Según la UNESCO, la economía creativa se define como el espacio de intersección entre las diversas industrias culturales y creativas, es decir, las artes, la cultura, el comercio y la tecnología, para generar valor sostenible que mejore la calidad de vida y el bienestar de las sociedades en un sentido integral. Hasta 2021, ese sector representaba el 3% del PIB mundial y empleaba a unos 30 millones de personas; en el caso de México, de acuerdo con la Cuenta Satélite de la Cultura en México 2020, era equivalente al 2.9% del PIB nacional. 
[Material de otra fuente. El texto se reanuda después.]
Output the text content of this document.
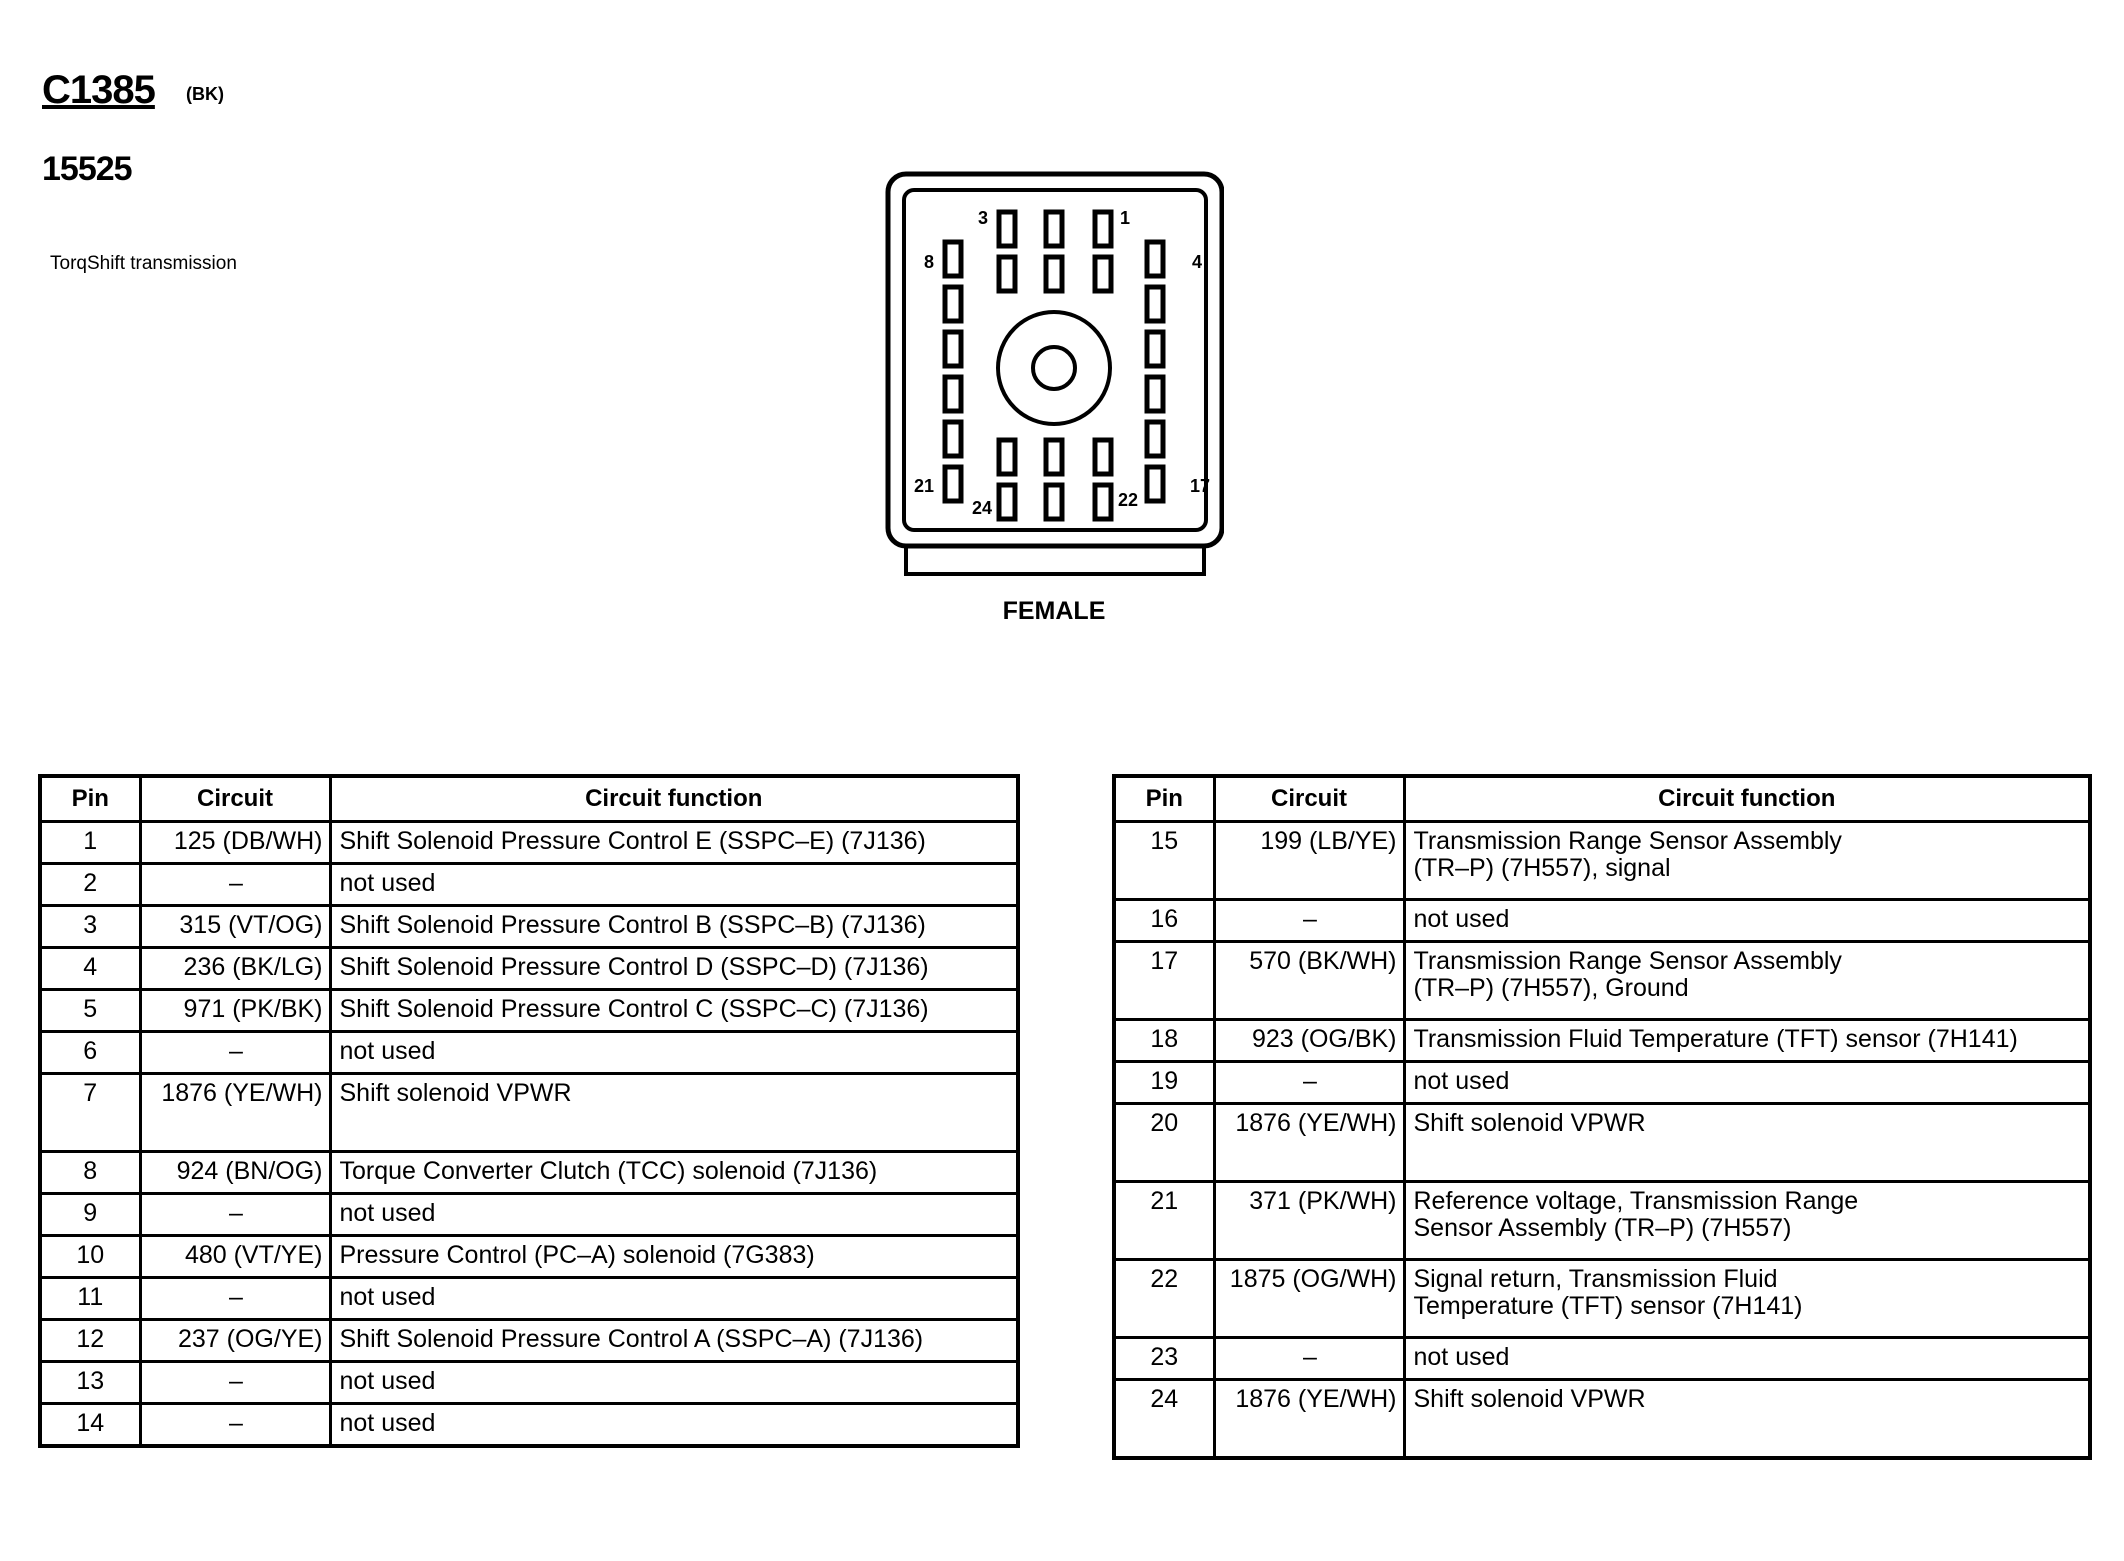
C1385 (BK)
15525
TorqShift transmission
3	1
8	4
21	17
24	22
FEMALE
Pin	Circuit	Circuit function
1	125 (DB/WH)	Shift Solenoid Pressure Control E (SSPC–E) (7J136)
2	–	not used
3	315 (VT/OG)	Shift Solenoid Pressure Control B (SSPC–B) (7J136)
4	236 (BK/LG)	Shift Solenoid Pressure Control D (SSPC–D) (7J136)
5	971 (PK/BK)	Shift Solenoid Pressure Control C (SSPC–C) (7J136)
6	–	not used
7	1876 (YE/WH)	Shift solenoid VPWR
8	924 (BN/OG)	Torque Converter Clutch (TCC) solenoid (7J136)
9	–	not used
10	480 (VT/YE)	Pressure Control (PC–A) solenoid (7G383)
11	–	not used
12	237 (OG/YE)	Shift Solenoid Pressure Control A (SSPC–A) (7J136)
13	–	not used
14	–	not used
Pin	Circuit	Circuit function
15	199 (LB/YE)	Transmission Range Sensor Assembly
(TR–P) (7H557), signal

16	–	not used

17	570 (BK/WH)	Transmission Range Sensor Assembly
(TR–P) (7H557), Ground

18	923 (OG/BK)	Transmission Fluid Temperature (TFT) sensor (7H141)

19	–	not used

20	1876 (YE/WH)	Shift solenoid VPWR

21	371 (PK/WH)	Reference voltage, Transmission Range
Sensor Assembly (TR–P) (7H557)

22	1875 (OG/WH)	Signal return, Transmission Fluid
Temperature (TFT) sensor (7H141)

23	–	not used

24	1876 (YE/WH)	Shift solenoid VPWR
En buen castizo, esto quiere decir que esas industrias importan bastante más de lo que la simplificación burocrática supone y, por tanto, deben ser entendidas como tal. Pese a ello, la gran interrogante es si los políticos y funcionarios entienden en realidad de qué va hablar de cultura, creatividad y economía. La respuesta más probable es que no o, al menos, no del todo.

Por regla general, los gobiernos le otorgan poca relevancia a lo que podemos llamar la política cultural, que es el motor que mueve o debiera mover esas industrias. Suele estar en los últimos lugares de las prioridades públicas, le otorgan poco presupuesto, la interacción entre los responsables del sector con el resto de la administración pública es más bien escasa, los medios le conceden poco espacio y, al final del día, lo que sucede en ese espacio se queda confinado entre una porción muy reducida de la sociedad. Me parece, esta es una posición no sólo equivocada sino, peor aún, desaprovechada desde el punto de vista de la política a secas.

La primera cuestión es que el apoyo al desarrollo de las industrias creativas y culturales tiene por sí mismo un valor ético y estético para cualquier comunidad que se precie de ser razonablemente civilizada. Permite formar generaciones sensibles, educar a una población en torno a formas y caminos mucho más exquisitos de entender el mundo y la vida, así como ayudar a alejarnos de la vulgaridad y la frivolidad imperante que amenazan cada vez más con corroer los bienes públicos que provee la cultura.

Derivado de esa confusión intelectual y política, los responsables de la burocracia cultural creen que se trata, más bien, de llenar la oferta con pan y circo porque es la manera en que, según ellos, se pueden llenar museos, casas de cultura o salas de concierto.

El problema con esta tesis es que reproduce la consigna con que, desde los años setenta del siglo pasado, la televisión adocenó a legiones de personas con un argumento banal: no hay que elevar el nivel cultural del pueblo sino bajar el estándar de lo que se le da.

Como se decía en aquellos años: Televisa destruye por las tardes lo que la educación enseña por las mañanas. Y así nos fue: buena parte del fracaso de la educación pública mexicana tiene allí su origen. No es lo mismo Mahler que la banda del Recodo, y nunca lo será. Una cosa es la cultura, otra el espectáculo y una más el circo.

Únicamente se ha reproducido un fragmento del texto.